Creation of land covenants by individual transfer
The most commonly used method of securing mutual covenants was by means of a series of standard form transfers, in which:
- each purchaser covenants with the vendor developer to observe the covenants, for the benefit of all the other lots in the development;
- the developer covenants with each purchaser to impose similar covenants on every other lot; and
- each lot thereby becomes both dominant and servient land for the covenants in relation to all the other lots in the scheme.
While this method of creation is permissible, the incremental nature of the process means that it has certain disadvantages, for example:
- the documentation for each transfer must repeat all the details pertaining to the covenant arrangement;
- it takes some time (i.e. not until all the allotments in the subdivision have been disposed of) for the scheme to be fully implemented;
- there is greater potential for omission of covenants through conveyancing error;
- the transfer must be executed by both the transferor and the transferee (there has also been some debate as to whether the owners of all the other allotments receiving the benefit of the covenant must be a party to each transfer, but it is accepted that, for registration purposes, this is not required);
- because the documentation is more complex, the conveyancing costs associated with each disposition are presumably greater than those incurred on a simple transfer.
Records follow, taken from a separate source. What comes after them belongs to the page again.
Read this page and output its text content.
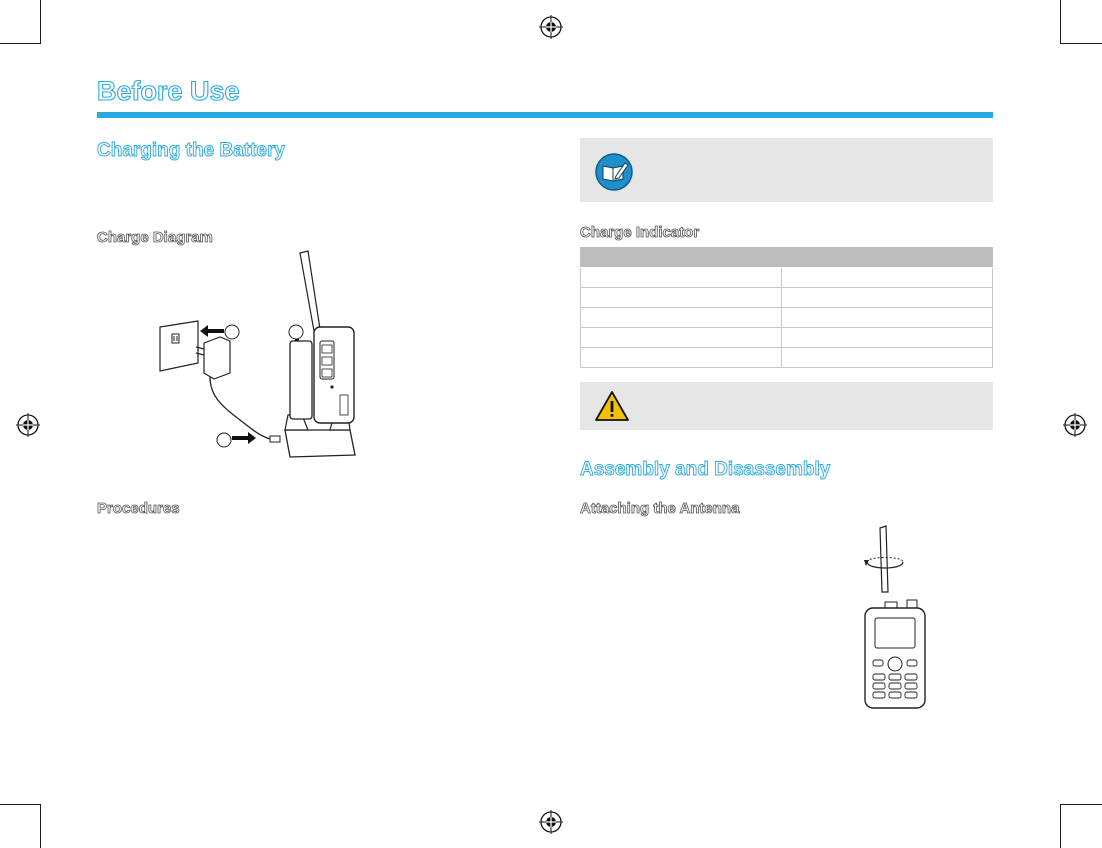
Before Use
Charging the Battery
Charge Diagram
Procedures
Charge Indicator

Assembly and Disassembly
Attaching the Antenna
Creation of covenants prior to disposition - 'developer to developer'
A simpler and presumably more cost effective approach is to put the land covenant arrangement in place prior to the disposition of the affected allotments. This is provided for under the Property Law Act 1952 and the Land Transfer Act 1952.
Under section 66A of the Property Law Act, a person who transfers property to himself may covenant with himself, as an incident of that transfer. Such covenants are enforceable, as if the covenant had been made by that person with another person.
Sections 90A, 90E and 90F of the Land Transfer Act also allow land covenants to be created in the same form as an easement instrument (Form 3), even though the covenantor and covenantee are the same registered proprietor of both dominant and servient land.
A developer may therefore impose covenants on a subdivision, by transfer or easement instrument, before the allotments are separately disposed of.
If this is done at the time the subdivisional plan is deposited, the land covenants will be brought forward onto the new titles as they are issued and, by virtue of section 126A of the Property Law Act, will bind any future purchaser of the land from that point onwards.
A 'developer to developer' transfer containing land covenants must be executed by the subdividing landowner in the capacities both of transferor and transferee.
A 'developer to developer' easement instrument creating land covenants must be executed by the subdividing landowner in the capacities of both registered proprietor of the dominant and of the servient tenements.
LINZ recommends the adoption of 'developer to developer' easement instruments or transfers, wherever possible.
(see sections 90(3) and 90A(4) of the Land Transfer Act 1952 and Regulation 6 of the Land Transfer Regulations 2002).
Revocation or modification
Section 126A of the Property Law Act 1952 also allows an entry to be made in the register where a land covenant has been varied or revoked.
Any instrument purporting to vary or revoke a land covenant must be executed by the registered proprietors of the affected dominant and servient tenements.
The High Court also has jurisdiction to modify or extinguish land covenants under section 126G of the Property Law Act.